"Dr. Ormond," Cavender said, "you're under arrest. The immediate charge, let's say, is practicing medicine without a license. Don't worry about whether we can make it stick or not. We'll have three or four others worked up by the time we get you downtown."

For a moment, there was a shocked, frozen stillness in the lecture room. Dr. Ormond's hand began to move out quietly towards the checks lying on the table before him. Reuben Jeffries' big hand got there first.

"I'll take care of these for now, Dr. Al," Jeffries said with a friendly smile. "The lieutenant thinks he wants them."

Not much more than thirty minutes later, Cavender unlocked the door to Dr. Ormond's private office, went inside, leaving the door open behind him, and sat down at Ormond's desk. He rubbed his aching eyes, yawned, lit a cigarette, looked about in vain for an ashtray, finally emptied a small dish of paper clips on the desk and placed the dish conveniently close to him.

There had been an indignant uproar about Dr. Al's arrest for a while, but it ended abruptly when uniformed policemen appeared in the two exit doors and the sobering thought struck the students that any publicity given the matter could make them look personally ridiculous and do damage to their business and social standing.

Cavender had calmed their fears. It was conceivable, he said, that the district attorney's office would wish to confer with some of them privately, in connection with charges to be brought against William Fitzgerald Grady—which, so far as the police had been able to establish, was Dr. Ormond's real name. However, their association with the Institute of Insight would not be made public, and any proceedings would be carried out with the discretion that could be fully expected by blameless citizens of their status in the community.

They were fortunate, Cavender went on, in another respect. Probably none of them had been aware of just how much Grady had milked from the group chiefly through quiet private contributions and donations during the two years he was running the Institute. The sum came to better than two hundred thousand dollars. Grady naturally had wasted none of this in "research" and he was not a spendthrift in other ways.
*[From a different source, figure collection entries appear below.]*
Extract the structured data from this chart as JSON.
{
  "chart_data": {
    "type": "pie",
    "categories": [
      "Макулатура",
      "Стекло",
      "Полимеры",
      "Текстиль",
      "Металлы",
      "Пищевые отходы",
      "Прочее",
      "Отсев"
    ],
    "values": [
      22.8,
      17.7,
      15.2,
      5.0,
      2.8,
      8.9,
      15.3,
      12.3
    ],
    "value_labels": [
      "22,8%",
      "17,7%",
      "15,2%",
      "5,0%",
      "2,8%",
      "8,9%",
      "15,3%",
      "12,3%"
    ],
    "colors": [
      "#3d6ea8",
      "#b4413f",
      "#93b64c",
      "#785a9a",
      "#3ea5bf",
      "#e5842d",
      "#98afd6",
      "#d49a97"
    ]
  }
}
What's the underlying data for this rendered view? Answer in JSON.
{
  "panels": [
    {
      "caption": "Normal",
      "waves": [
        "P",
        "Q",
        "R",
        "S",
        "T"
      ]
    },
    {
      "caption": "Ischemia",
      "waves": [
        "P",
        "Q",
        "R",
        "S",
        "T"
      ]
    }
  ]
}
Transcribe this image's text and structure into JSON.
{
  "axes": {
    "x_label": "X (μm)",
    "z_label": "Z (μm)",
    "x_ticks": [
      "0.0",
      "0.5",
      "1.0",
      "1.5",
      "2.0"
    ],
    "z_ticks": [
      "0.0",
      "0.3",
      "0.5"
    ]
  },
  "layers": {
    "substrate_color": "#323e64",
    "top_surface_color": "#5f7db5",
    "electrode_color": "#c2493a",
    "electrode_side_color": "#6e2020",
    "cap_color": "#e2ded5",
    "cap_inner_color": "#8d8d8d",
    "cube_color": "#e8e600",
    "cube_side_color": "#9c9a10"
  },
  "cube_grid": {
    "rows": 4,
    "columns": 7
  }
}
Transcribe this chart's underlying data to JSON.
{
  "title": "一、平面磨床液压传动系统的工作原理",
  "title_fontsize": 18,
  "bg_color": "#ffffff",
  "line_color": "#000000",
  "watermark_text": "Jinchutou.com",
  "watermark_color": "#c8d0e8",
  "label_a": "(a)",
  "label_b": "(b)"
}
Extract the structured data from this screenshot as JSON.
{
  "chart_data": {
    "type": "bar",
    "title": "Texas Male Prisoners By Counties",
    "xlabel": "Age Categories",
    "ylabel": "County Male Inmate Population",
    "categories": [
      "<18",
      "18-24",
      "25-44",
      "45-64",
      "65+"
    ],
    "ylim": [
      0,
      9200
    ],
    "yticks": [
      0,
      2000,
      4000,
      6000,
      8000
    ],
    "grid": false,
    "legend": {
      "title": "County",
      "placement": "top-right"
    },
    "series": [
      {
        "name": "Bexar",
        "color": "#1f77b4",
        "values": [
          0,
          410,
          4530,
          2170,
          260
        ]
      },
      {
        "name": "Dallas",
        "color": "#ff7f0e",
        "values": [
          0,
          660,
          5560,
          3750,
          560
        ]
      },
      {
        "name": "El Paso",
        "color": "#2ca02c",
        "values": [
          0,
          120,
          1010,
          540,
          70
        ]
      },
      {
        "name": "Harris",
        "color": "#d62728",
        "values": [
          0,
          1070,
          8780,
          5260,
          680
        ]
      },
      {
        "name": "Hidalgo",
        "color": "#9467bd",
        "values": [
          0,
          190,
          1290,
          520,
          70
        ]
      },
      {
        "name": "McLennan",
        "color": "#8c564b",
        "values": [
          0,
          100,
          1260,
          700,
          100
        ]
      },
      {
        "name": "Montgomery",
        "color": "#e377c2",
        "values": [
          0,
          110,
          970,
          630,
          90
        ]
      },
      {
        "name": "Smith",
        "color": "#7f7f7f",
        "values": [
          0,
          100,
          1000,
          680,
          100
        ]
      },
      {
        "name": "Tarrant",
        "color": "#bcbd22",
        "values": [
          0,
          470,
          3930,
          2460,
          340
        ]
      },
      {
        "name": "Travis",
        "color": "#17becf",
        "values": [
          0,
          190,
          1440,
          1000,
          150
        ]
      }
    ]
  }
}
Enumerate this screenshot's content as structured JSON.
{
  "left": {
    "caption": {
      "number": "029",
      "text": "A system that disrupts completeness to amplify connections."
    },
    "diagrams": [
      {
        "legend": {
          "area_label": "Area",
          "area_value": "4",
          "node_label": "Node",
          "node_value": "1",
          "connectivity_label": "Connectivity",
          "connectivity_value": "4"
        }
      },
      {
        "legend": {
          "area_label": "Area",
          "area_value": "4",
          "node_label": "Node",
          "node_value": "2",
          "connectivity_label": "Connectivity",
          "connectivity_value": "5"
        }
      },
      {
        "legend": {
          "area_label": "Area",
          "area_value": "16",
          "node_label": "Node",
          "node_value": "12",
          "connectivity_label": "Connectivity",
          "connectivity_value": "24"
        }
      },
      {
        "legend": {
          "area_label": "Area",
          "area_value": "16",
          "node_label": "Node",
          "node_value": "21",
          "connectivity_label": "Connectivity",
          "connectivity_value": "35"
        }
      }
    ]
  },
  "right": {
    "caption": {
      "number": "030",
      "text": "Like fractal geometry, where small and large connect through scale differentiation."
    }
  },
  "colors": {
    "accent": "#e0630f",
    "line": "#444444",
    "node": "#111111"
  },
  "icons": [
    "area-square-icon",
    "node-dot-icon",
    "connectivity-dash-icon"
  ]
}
Cavender was, therefore, happy to say that around two thirds of this money was known to be still intact in various bank accounts, and that it would be restored eventually to the generous but misled donors.

Dr. Al's ex-students were beginning to look both chastened and very much relieved. Cavender briefly covered a few more points to eliminate remaining doubts. He touched on Grady's early record as a confidence man and blackmailer, mentioned the two terms he had spent in prison and the fact that for the last eighteen years he had confined himself to operations like the Institute of Insight where risks were less. The profits, if anything, had been higher because Grady had learned that it paid off, in the long run, to deal exclusively with wealthy citizens and he was endowed with the kind of personality needed to overcome the caution natural to that class. As for the unusual experiences about which some of them might be now thinking, these, Cavender concluded, should be considered in the light of the fact that Grady had made his living at one time as a stage magician and hypnotist, working effectively both with and without trained accomplices.

The lecture had gone over very well, as he'd known it would. The ex-students left for their homes, a subdued and shaken group, grateful for having been rescued from an evil man's toils. Even Mrs. Folsom, who had announced at one point that she believed she had a heart attack coming on, recovered sufficiently to thank Cavender and assure him that in future she would take her problems only to a reliable physician.